The Medicines Crisis
Cuba’s Basic List of Medicines comprises 651 essential items (250 imported and 401 domestically produced). Shortages affect 69%, with an absolute lack of 364 essential medicines (56% of the total). Financial constraints prevented the acquisition of basic medical reagents, internal stimulation heart valves, and US-patented surgical supplies. As a direct consequence, 375 critically ill patients were unable to receive permanent pacemaker implants in the last cycle analyzed.
Just 14 hours of the blockade are equivalent to the total cost of acquiring the latest generation insulin needed to ensure the survival of all diabetic children in the country, estimated at around $12 million.
Conclusion: A dead end, but with a people who refuse to give up
The regulatory escalation under Executive Order 14404 has dismantled the foundations of the island’s external financing. By forcing major hotel chains to liquidate their investments, disabling electronic payments via Visa and Mastercard, and disrupting the regular supply of fuel through the freight blockade, Washington neutralized Cuba’s ability to generate foreign currency through traditional tourism.

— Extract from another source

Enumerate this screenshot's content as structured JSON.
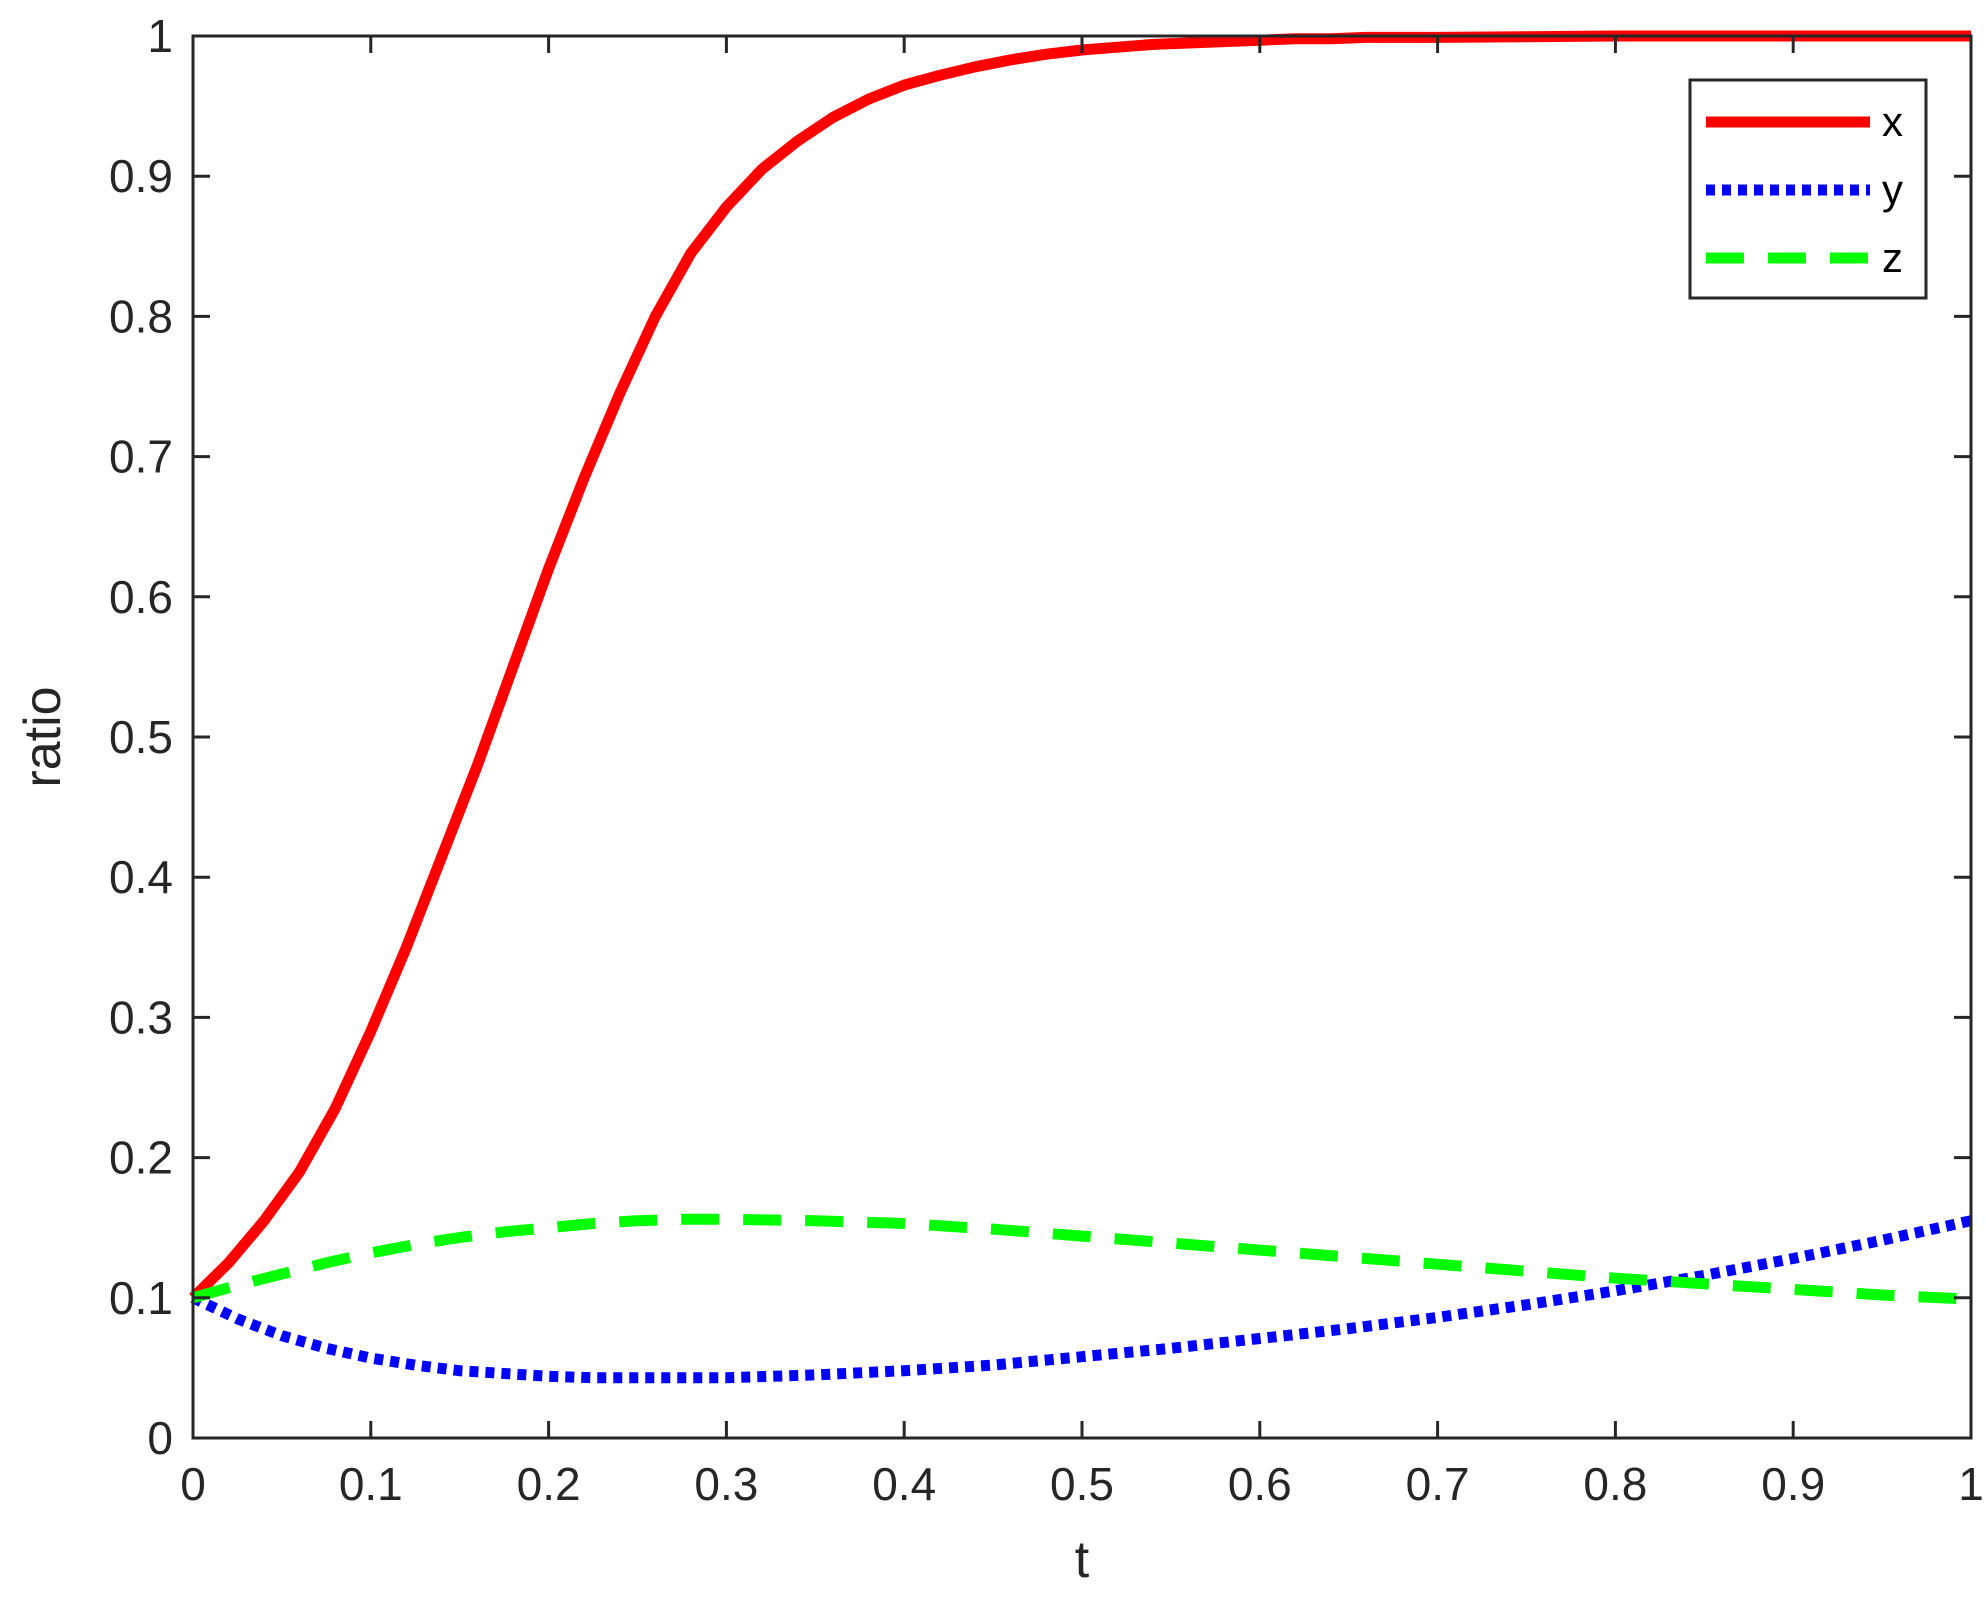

Private MSMEs constitute an emergency palliative that sustains critical components of the basic food basket, but their 29% tax contribution and dynamism are insufficient to counteract the accumulated decapitalization of six decades of commercial and financial isolation.
The blockade has failed to break the Cuban Revolution, but it has caused human suffering that no political justification can conceal. The 364 missing medications, the 375 pacemakers that could not be implanted, the 100,000 children without their milk ration, the 62 abandoned hotels, and the cessation of Visa and Mastercard operations are tangible evidence of a policy that, according to its own creators and maintainers, should be reevaluated.
The resistance of the Cuban people, manifested in community solidarity and the adaptability of a besieged healthcare and education system, remains the bulwark against which imperial suffocation crashes. But the human cost of that resistance is ever-increasing.